As it stands,the lead being built by the Japanese and Germans and Koreans in automotive technology is rapidly becoming insurmountable for GM and Ford.And this lead is going to strengthen the perception of the public that they are dinosaurs.
I blame the managements of Ford and GM for this debacle. I hope many of us with friends and relatives in the auto industry will wish these fine folks a safe harbor in the transplants that are setting up shop throughout the country.Toyota, Nissan, Honda, Hyundai, Daimler may very well find these people worth hiring.Given a strong and innovation driven management, they are known to perform very well. Why else would Toyota and Honda perform well with American workers, the same ones condemned as no good by GM and Ford?

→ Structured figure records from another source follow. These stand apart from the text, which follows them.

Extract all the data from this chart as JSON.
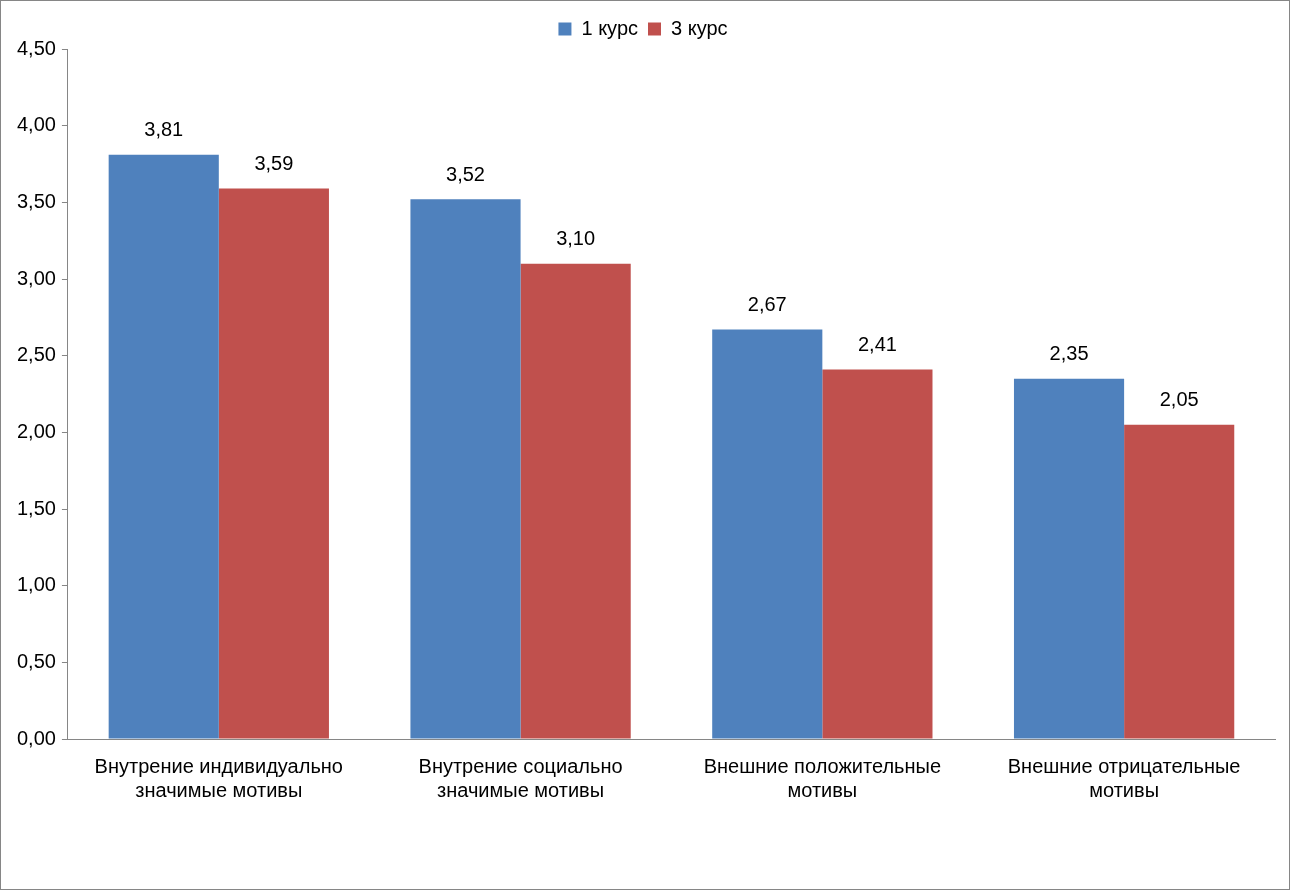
{
  "chart_data": {
    "type": "bar",
    "categories": [
      "Внутрение индивидуально значимые мотивы",
      "Внутрение социально значимые мотивы",
      "Внешние положительные мотивы",
      "Внешние отрицательные мотивы"
    ],
    "series": [
      {
        "name": "1 курс",
        "color": "#4f81bd",
        "values": [
          3.81,
          3.52,
          2.67,
          2.35
        ],
        "value_labels": [
          "3,81",
          "3,52",
          "2,67",
          "2,35"
        ]
      },
      {
        "name": "3 курс",
        "color": "#c0504d",
        "values": [
          3.59,
          3.1,
          2.41,
          2.05
        ],
        "value_labels": [
          "3,59",
          "3,10",
          "2,41",
          "2,05"
        ]
      }
    ],
    "ylim": [
      0,
      4.5
    ],
    "yticks": [
      {
        "value": 0,
        "label": "0,00"
      },
      {
        "value": 0.5,
        "label": "0,50"
      },
      {
        "value": 1,
        "label": "1,00"
      },
      {
        "value": 1.5,
        "label": "1,50"
      },
      {
        "value": 2,
        "label": "2,00"
      },
      {
        "value": 2.5,
        "label": "2,50"
      },
      {
        "value": 3,
        "label": "3,00"
      },
      {
        "value": 3.5,
        "label": "3,50"
      },
      {
        "value": 4,
        "label": "4,00"
      },
      {
        "value": 4.5,
        "label": "4,50"
      }
    ],
    "grid": false,
    "legend": "top"
  }
}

Yes, they know it, but do they really believe it? I’m not so sure. They’ve devoted so many bucks to working to keep congress away from mandating things that would have helped them overcome some of their inertia. There is a blinding context that hits people and warps their viewpoints (I’m a psychologist, so I’m thinking about some social psych research on this sort of thing.) Even when people know what’s going on, they still tend to let what they see affect their judgments, and they resist change even when in their own best interests.
A good example of what you have described is the opposition to Universal healthcare paid for by taxes.It is clear that would remove one of the biggest albatrosses on the necks of all our corporations and, yet, we have all manner of ideologies invoked to stop this fundamentally decent proposal, one that the Europeans and Japanese do not even have a quarrel with.
If that were in place,GM and Ford may have a fighting chance for survival, but in the end the outcome still rests on the ability of their managements to see things clearly and take action before calamity raises its head.